This case was brought to my attention by the wonderful Sam Schuberg. Impressively he drained a large pleural effusion in the ED offering his patient “Upstairs Care Downstairs”.

 

He then brought to my attention that when draining a large amount of fluid be weary of…

REEXPANSION PULMONARY EDEMA or RPE!

rpe [picture from Tariq & Sharif 2006]

What’s that you say? It is pulmonary edema that occurs after removal of fluid or air from the lung.

First described by Francis Pinault in 1853

RPE is fairly rare approx <1%

But the mortality can be as high as 20%!! (but even that’s up for debate…)

 


 

Pathophysiology: Who Knows?!

  • It may result from a precipitous drop in intrapleural pressure
    • This led some to recommend measuring manometry during a thoracentesis and if below -20cm then stop the procedure
    • However Feller-Kopman et al (2007) found the opposite that patients w/ RPE had higher intrapleural pressures
  • It may result from inflammation! Such as cytokine release and increased capillary permeability (Kasmani et al 2010)
  • Farkas speculates that high opening pressures and therefore large initial pleural effusions or pneumothoraces may increase the incidence of RPE

For more ask Farkas 

How much can we drain? (Again no clear defined cutoff…)

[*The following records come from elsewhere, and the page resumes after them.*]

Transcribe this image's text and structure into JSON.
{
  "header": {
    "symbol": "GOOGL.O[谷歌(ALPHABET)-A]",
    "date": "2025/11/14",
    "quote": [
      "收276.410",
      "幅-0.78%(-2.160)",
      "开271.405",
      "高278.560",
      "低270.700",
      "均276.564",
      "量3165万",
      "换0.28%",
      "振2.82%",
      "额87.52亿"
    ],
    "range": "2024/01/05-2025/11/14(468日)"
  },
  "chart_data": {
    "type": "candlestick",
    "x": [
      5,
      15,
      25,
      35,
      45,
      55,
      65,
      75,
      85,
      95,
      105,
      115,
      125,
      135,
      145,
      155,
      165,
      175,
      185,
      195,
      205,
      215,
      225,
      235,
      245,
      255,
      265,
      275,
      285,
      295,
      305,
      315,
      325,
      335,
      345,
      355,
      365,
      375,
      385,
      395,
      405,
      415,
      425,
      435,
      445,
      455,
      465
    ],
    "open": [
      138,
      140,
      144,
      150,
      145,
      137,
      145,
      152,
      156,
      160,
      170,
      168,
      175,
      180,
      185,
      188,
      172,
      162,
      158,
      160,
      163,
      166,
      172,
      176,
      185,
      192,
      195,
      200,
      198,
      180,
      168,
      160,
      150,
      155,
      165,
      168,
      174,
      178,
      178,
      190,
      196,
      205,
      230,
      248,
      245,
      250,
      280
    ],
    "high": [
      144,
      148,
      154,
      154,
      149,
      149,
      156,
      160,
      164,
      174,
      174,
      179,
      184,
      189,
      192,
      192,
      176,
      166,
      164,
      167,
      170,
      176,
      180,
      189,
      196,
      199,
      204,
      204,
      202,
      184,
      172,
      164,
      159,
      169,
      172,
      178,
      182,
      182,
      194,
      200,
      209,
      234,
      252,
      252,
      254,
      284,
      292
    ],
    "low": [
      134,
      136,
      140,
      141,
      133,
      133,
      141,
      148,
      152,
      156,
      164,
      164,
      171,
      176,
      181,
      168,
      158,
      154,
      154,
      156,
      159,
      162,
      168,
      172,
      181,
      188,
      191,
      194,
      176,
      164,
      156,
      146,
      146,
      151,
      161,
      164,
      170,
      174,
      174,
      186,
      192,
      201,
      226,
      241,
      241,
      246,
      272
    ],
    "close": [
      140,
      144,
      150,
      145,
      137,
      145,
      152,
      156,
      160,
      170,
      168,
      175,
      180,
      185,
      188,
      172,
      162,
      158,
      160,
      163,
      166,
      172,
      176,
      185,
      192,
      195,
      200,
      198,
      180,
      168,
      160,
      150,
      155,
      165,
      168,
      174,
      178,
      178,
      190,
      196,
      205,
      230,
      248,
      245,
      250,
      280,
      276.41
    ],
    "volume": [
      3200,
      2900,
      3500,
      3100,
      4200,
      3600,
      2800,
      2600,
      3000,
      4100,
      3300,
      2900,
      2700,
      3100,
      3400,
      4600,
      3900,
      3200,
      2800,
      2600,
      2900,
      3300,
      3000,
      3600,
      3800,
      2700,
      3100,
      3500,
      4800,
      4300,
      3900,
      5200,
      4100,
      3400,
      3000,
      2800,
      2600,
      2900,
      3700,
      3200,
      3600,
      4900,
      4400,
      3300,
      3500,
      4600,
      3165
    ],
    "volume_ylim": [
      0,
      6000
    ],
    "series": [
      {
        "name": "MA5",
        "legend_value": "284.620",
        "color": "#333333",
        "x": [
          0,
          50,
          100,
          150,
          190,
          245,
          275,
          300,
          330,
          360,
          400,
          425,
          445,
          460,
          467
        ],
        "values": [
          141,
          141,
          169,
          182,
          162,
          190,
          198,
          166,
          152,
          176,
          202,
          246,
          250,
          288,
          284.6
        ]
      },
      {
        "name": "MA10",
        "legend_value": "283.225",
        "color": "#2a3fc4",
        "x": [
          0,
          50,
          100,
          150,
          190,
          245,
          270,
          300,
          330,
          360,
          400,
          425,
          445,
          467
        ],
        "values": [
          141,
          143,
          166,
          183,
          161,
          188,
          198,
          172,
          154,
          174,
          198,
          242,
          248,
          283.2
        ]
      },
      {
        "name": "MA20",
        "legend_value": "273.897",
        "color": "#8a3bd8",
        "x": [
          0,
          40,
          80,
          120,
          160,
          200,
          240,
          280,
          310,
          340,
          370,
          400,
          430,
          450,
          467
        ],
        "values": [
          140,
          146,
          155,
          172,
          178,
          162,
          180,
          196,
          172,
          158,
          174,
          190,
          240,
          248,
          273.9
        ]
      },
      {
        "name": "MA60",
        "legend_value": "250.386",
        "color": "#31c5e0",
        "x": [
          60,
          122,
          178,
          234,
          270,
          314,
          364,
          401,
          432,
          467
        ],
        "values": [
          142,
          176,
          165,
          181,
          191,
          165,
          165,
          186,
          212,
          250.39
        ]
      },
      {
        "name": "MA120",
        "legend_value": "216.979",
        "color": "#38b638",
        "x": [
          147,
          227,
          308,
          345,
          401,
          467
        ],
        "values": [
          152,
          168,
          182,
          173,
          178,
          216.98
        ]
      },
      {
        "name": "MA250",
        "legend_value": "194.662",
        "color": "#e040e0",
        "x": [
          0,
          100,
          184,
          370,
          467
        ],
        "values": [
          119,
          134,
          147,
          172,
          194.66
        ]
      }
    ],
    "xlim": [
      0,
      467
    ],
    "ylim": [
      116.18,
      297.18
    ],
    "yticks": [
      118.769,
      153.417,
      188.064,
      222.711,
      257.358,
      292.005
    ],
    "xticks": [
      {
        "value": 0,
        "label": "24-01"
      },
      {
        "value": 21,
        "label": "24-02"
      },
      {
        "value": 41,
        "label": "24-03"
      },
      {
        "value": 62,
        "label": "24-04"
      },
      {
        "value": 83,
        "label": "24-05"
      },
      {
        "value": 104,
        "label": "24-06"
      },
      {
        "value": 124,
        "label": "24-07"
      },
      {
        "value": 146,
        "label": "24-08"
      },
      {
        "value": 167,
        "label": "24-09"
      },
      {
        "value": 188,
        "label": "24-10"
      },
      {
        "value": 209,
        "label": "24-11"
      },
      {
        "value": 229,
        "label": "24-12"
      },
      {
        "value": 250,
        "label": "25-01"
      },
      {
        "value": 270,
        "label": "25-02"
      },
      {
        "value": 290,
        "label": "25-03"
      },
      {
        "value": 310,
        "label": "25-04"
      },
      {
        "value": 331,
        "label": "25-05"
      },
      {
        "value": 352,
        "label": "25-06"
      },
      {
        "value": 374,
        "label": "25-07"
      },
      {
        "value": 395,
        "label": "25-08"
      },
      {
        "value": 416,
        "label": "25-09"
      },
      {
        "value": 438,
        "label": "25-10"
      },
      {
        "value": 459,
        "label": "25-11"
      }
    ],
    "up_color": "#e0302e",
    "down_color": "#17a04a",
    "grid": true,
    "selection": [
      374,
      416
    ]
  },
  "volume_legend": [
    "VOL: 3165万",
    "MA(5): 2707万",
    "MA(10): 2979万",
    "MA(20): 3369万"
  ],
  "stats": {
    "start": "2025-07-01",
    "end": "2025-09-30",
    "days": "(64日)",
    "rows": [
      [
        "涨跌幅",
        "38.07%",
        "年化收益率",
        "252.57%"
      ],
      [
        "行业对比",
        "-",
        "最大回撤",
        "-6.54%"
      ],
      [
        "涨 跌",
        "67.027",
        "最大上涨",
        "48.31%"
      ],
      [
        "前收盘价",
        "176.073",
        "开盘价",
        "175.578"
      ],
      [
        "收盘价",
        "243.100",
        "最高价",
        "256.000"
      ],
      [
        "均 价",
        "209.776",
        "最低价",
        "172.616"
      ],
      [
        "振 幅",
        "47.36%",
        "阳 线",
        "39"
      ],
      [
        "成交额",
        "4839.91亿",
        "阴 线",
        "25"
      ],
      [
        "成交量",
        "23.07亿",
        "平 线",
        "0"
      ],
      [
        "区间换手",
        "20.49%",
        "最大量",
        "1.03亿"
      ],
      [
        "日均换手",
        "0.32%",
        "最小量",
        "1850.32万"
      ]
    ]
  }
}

  • Some such as Daniels & Ryu (2011) recommend 1-1.5L
  • Feller-Kopman et al (2007) found RPE occurrence after an average of 2.4L removal
  • Dias et al 2010 found that 1.8L of fluid could safely be removed

What’s the management?

  • When draining a thoracentesis consider stopping if the patient experiences “vague” chest pain (Feller-Kopman et al 2006)
  • Place patient in a lateral decubitus position with the “Good” lung down and the RPE or “Bad” lung up
  • Provide supplemental O2 such as NC, NIV-BIPAP, or Invasive Mechanical Ventilation if needed

 


 

Sources:

  • Farkas, J. 2014. Large volume thoracentesis: How much can safely be removed. accessed <http://emcrit.org/pulmcrit/large-volume-thoracentesis-how-much-can-safely-be-removed/>
  • Daniels, C. E., & Ryu, J. H. (2011). Improving the safety of thoracentesis.Current opinion in pulmonary medicine, 17(4), 232-236.
  • Dias, O. M., Teixeira, L. R., & Vargas, F. S. (2010). Reexpansion pulmonary edema after therapeutic thoracentesis. Clinics65(12), 1387–1389. http://doi.org/10.1590/S1807-59322010001200026
  • Feller-Kopman, D., Berkowitz, D., Boiselle, P., & Ernst, A. (2007). Large-volume thoracentesis and the risk of reexpansion pulmonary edema. The Annals of Thoracic Surgery, 84(5), 1656-1661.
  • Feller-Kopman, D., Walkey, A., Berkowitz, D., & Ernst, A. (2006). The relationship of pleural pressure to symptom development during therapeutic thoracentesis. CHEST Journal, 129(6), 1556-1560.
  • Kasmani, R., Irani, F., Okoli, K., & Mahajan, V. (2010). Re-expansion pulmonary edema following thoracentesis. CMAJ : Canadian Medical Association Journal,182(18), 2000–2002. http://doi.org/10.1503/cmaj.090672
  • Tariq, S. M., & Sadaf, T. (2006). Reexpansion pulmonary edema after treatment of pneumothorax. New England Journal of Medicine, 354(19), 2046-2046.